A hipocondria é uma perturbação rara, mas cada vez mais comum, muito por culpa da era digital e do acesso a cada vez mais informação. Assim o afirma Inês de Matos Ferrão, psicóloga no Hospital Lusíadas Monsanto, que assina o artigo que o Lifestyle ao Minuto apresenta abaixo:

Numa era em que a saúde se encontra ao alcance de um clique, em que qualquer sintoma é pesquisado em segundos, originando interpretações e diagnósticos muitas vezes alarmistas antes mesmo de uma consulta médica, o medo constante de adoecer tornou-se uma preocupação presente que atravessa o nosso dia a dia. A hipocondria, que outrora era vista como uma condição rara, assume hoje contornos cada vez mais subtis, muitas vezes camuflados sob o disfarce de 'prevenção'. Mas a questão que se coloca é: até que ponto o cuidado com a saúde deixa de ser um ato racional e se transforma numa verdadeira prisão mental?

A hipocondria caracteriza-se por um medo persistente e excessivo de estar gravemente doente, mesmo na ausência de sintomas significativos ou apesar da tranquilização médica. Os estudos mais recentes indicam que a hipocondria, ou a Perturbação de Ansiedade de Doença, afeta entre 1% e 5% da população mundial, sendo igualmente prevalente entre homens e mulheres. Em Portugal, estima-se que entre 4% e 9% da população sofra desta perturbação, representando cerca de um milhão de pessoas. Esta realidade reflete um paradoxo na sociedade contemporânea: enquanto a medicina preventiva tem contribuído decisivamente para a melhoria da qualidade de vida, o aumento da longevidade e a deteção precoce de doenças, o excesso de zelo com a saúde pode, na realidade, ter o efeito oposto.
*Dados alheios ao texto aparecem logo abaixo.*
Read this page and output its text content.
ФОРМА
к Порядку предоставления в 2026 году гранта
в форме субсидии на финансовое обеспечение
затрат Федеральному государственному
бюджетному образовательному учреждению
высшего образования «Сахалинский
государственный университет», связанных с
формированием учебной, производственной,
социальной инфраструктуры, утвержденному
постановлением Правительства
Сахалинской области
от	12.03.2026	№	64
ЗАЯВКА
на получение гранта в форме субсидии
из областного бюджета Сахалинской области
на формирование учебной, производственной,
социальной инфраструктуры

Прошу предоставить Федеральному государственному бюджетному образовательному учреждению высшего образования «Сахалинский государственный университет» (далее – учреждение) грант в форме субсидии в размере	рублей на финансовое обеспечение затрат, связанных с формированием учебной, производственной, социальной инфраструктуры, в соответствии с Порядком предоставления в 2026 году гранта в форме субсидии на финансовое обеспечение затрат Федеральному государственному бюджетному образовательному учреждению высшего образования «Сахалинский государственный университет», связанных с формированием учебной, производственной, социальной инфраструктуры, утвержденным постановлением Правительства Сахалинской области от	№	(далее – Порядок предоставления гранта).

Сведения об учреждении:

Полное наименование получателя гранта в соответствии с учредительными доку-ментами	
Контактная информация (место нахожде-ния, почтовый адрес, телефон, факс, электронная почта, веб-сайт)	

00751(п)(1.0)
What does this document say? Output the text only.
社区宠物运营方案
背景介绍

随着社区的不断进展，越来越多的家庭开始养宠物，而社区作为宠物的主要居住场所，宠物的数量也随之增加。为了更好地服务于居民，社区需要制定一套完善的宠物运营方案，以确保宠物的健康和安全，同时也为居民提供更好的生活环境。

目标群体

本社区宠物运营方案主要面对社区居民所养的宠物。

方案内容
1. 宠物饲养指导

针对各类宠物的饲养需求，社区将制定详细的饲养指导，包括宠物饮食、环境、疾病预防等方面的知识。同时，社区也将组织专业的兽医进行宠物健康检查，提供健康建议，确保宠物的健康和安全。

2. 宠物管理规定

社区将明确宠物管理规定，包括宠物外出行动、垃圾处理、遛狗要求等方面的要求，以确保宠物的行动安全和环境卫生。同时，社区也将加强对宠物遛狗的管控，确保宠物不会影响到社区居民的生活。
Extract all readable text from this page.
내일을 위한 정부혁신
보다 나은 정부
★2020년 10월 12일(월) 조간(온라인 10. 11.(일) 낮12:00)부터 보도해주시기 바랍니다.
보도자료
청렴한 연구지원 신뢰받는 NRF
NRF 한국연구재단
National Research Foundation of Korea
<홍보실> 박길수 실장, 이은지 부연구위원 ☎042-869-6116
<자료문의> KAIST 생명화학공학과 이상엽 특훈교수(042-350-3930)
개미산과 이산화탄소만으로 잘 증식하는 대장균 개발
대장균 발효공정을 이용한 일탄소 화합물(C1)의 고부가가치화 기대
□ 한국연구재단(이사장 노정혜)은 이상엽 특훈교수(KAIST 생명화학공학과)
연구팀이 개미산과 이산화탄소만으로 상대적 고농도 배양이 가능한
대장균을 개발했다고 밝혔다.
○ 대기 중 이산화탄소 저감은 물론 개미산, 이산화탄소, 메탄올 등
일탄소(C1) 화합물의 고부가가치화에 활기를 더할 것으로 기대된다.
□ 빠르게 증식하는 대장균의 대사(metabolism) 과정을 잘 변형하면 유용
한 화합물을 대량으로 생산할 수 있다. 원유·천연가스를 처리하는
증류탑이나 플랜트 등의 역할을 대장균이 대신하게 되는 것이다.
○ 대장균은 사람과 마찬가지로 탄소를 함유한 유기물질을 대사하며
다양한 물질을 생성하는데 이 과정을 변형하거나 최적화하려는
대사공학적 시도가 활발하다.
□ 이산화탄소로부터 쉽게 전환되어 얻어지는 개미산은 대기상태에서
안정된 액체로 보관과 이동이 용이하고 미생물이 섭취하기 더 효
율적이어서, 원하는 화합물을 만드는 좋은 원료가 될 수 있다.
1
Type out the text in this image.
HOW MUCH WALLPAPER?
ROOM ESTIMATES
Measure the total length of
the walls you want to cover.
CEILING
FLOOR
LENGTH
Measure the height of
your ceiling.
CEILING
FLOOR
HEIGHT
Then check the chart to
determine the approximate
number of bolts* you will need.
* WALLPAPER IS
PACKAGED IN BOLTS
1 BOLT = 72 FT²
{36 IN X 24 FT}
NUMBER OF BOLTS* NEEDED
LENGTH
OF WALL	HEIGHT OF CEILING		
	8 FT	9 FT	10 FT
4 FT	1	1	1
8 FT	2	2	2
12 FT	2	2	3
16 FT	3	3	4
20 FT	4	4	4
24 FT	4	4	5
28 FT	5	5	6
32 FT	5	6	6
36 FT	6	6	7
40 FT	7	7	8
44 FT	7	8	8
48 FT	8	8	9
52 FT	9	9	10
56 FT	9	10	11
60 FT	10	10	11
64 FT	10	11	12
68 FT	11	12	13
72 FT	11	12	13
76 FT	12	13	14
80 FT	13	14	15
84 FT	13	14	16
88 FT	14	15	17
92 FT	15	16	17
A preocupação excessiva com o estado físico pode se transformar numa obsessão, criando um ciclo vicioso em que a vigilância constante sobre o corpo e os sintomas se tornam mais prejudiciais do que benéficos.

De facto, a hipervigilância, que se manifesta na monitorização constante do corpo e na leitura ansiosa de qualquer sinal físico, pode facilmente escalar para um comportamento obsessivo. A repetição excessiva de exames médicos – muitas vezes desnecessários – não traz benefícios, como também pode gerar um sofrimento psicológico significativo. O hipocondríaco não é apenas alguém que teme estar doente: é alguém cuja vida fica marcada por esse medo constante. O pensamento obsessivo sobre doenças, frequentemente alimentado por autodiagnósticos feitos na internet, impede a pessoa de viver com tranquilidade, afetando a sua vida social e profissional de forma profunda. Ironicamente, ao tentar evitar o sofrimento físico, acaba-se por criar um sofrimento mental ainda mais intenso.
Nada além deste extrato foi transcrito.